1. **Source Code Preprocessing and Knowledge Extraction**: Obtain compilation configurations via Clang/LLVM, parse function signatures, structs, etc., and build a project knowledge base;
2. **LLM Driver Generation**: Design prompts based on the principles of accuracy, security, and exploration; support models like Claude Sonnet/GPT-4o;
3. **Driver Selection Optimization**: Evaluate candidate drivers for parameter completeness, error handling, etc., and compile binaries with ASan and coverage tools;
4. **Fuzz Testing Execution**: Run drivers with libFuzzer, collect coverage, crash information, and corpus.

## Technical Highlights: Extended Support and Performance Optimization

- Extended support for 27 open-source project configurations (network protocols, image processing, compression algorithms, etc.);
- Built-in benchmark framework that supports JSONL manifests for defining test cases, facilitating tool comparison;
- Python 3.11 optimization: fixed compatibility issues, accelerated critical paths with Numba JIT, resulting in ~30x speed improvement.

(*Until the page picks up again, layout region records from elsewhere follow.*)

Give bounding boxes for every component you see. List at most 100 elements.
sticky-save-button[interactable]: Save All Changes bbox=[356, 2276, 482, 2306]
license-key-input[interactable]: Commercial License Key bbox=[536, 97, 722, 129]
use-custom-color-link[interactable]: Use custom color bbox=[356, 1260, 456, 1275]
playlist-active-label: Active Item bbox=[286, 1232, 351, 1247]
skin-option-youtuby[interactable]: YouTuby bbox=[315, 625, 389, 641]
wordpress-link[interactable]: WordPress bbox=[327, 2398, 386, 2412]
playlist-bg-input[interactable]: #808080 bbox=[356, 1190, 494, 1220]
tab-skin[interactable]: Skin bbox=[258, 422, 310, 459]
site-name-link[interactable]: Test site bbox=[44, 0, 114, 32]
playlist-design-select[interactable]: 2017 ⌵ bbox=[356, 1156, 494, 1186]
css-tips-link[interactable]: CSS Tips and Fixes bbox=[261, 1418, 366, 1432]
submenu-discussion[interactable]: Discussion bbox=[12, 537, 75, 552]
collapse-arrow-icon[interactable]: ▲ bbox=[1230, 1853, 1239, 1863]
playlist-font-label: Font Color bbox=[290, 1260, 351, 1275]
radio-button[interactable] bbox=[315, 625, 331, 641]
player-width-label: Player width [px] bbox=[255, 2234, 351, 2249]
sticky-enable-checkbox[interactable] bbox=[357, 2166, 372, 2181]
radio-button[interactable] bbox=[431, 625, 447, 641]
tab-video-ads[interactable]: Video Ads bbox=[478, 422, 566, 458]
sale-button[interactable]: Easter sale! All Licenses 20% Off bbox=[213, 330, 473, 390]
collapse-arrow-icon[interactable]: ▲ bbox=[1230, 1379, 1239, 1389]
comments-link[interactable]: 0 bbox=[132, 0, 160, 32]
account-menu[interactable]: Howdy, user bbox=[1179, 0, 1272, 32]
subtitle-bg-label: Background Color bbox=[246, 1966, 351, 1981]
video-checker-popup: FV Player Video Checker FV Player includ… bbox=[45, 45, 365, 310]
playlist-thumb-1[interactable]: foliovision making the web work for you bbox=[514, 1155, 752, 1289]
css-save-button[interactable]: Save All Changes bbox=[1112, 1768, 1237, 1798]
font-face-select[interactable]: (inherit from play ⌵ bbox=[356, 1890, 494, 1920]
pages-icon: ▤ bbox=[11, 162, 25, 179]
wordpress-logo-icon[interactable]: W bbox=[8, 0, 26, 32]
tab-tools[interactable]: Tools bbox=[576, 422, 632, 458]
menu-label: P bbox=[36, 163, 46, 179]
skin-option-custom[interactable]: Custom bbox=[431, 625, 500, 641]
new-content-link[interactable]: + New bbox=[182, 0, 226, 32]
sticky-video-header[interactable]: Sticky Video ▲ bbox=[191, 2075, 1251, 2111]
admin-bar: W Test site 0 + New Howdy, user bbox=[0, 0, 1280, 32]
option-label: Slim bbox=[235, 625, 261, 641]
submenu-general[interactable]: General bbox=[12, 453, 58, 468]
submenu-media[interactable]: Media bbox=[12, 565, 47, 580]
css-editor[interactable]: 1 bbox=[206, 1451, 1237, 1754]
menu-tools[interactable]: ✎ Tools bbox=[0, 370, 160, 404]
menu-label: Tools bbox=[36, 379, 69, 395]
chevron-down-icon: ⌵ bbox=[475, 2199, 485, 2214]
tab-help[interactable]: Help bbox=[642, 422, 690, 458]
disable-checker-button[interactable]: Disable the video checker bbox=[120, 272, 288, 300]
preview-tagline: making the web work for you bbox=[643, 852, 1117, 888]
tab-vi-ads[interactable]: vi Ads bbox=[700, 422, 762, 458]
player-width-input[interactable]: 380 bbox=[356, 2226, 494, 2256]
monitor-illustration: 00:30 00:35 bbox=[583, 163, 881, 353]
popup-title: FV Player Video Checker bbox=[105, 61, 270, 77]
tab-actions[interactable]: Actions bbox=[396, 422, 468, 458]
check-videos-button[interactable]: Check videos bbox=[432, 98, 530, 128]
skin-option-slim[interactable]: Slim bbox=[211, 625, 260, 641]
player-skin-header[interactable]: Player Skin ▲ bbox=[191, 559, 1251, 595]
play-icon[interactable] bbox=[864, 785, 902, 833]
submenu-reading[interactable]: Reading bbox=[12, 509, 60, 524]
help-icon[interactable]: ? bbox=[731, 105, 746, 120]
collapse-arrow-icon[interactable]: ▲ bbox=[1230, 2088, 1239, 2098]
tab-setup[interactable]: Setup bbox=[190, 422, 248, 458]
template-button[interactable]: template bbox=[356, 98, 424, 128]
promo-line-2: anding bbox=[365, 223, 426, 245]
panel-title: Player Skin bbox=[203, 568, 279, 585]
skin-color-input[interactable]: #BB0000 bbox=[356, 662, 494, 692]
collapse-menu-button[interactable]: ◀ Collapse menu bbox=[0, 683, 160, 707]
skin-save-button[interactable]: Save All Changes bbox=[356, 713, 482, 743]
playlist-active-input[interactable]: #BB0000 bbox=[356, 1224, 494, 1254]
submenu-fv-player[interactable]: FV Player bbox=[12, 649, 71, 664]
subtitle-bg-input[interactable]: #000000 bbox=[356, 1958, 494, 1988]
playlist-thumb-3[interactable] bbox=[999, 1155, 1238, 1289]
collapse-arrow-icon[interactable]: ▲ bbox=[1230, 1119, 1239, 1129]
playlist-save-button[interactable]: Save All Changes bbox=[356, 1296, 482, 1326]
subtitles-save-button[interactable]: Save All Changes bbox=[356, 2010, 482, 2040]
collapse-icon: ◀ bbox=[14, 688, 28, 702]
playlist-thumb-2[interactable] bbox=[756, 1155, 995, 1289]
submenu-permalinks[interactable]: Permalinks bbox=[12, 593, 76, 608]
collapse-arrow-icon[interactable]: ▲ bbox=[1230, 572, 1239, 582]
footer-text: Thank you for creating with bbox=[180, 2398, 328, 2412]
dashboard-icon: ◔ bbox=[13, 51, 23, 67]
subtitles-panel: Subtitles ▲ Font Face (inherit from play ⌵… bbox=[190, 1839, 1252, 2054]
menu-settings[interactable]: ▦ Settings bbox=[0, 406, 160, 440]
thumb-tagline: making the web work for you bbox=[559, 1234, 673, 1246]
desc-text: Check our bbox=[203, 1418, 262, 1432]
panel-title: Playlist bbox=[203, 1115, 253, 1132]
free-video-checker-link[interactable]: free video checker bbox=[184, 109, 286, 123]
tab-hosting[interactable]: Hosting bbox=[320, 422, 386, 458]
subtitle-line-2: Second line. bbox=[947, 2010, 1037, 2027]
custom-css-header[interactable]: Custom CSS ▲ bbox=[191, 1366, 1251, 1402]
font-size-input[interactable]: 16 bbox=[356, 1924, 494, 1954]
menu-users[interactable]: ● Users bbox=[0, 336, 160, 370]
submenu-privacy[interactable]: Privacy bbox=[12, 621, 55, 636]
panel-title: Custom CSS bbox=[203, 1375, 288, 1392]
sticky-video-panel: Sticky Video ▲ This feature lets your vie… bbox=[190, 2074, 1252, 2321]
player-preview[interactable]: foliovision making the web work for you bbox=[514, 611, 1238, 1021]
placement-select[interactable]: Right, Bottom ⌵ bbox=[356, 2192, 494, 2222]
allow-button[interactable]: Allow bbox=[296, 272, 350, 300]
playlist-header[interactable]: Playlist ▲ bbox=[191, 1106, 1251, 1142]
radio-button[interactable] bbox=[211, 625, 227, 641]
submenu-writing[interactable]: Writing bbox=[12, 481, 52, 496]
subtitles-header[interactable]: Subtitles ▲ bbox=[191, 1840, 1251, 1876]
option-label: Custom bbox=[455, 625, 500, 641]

## Practical Application Scenarios: Multi-Domain Security Testing

- **Open-Source Auditing**: Generate drivers for key libraries like curl and openssl to detect memory vulnerabilities;
- **CI/CD Integration**: Automatically run fuzz tests after code changes to detect regression vulnerabilities early;
- **Security Research**: Serve as a benchmark tool to evaluate the effectiveness of new fuzz testing algorithms.

## Installation and Usage Guide

1. Install system dependencies: clang, llvm-dev, libclang-dev, cmake, bear;
2. Create a Python virtual environment and install dependencies;
3. Run setup.sh to build the C++ preprocessor;
4. Configure Anthropic/OpenAI API keys;
5. Prepare JSONL test manifest and run setup_and_run_all.sh to start the workflow.

## Limitations and Future Directions

**Limitations**: Dependence on compilation databases (may be difficult for complex projects), LLM API costs, random fluctuations in generation quality;
**Future Directions**: Support local open-source LLMs, introduce coverage feedback to optimize drivers, enhance support for complex state APIs.

## Conclusion: The Value of PromeFuzz

PromeFuzz combines large language models with fuzz testing technology. Automated driver generation lowers the testing threshold, improves coverage and vulnerability detection capabilities, making it suitable for development teams, security researchers, and open-source maintainers.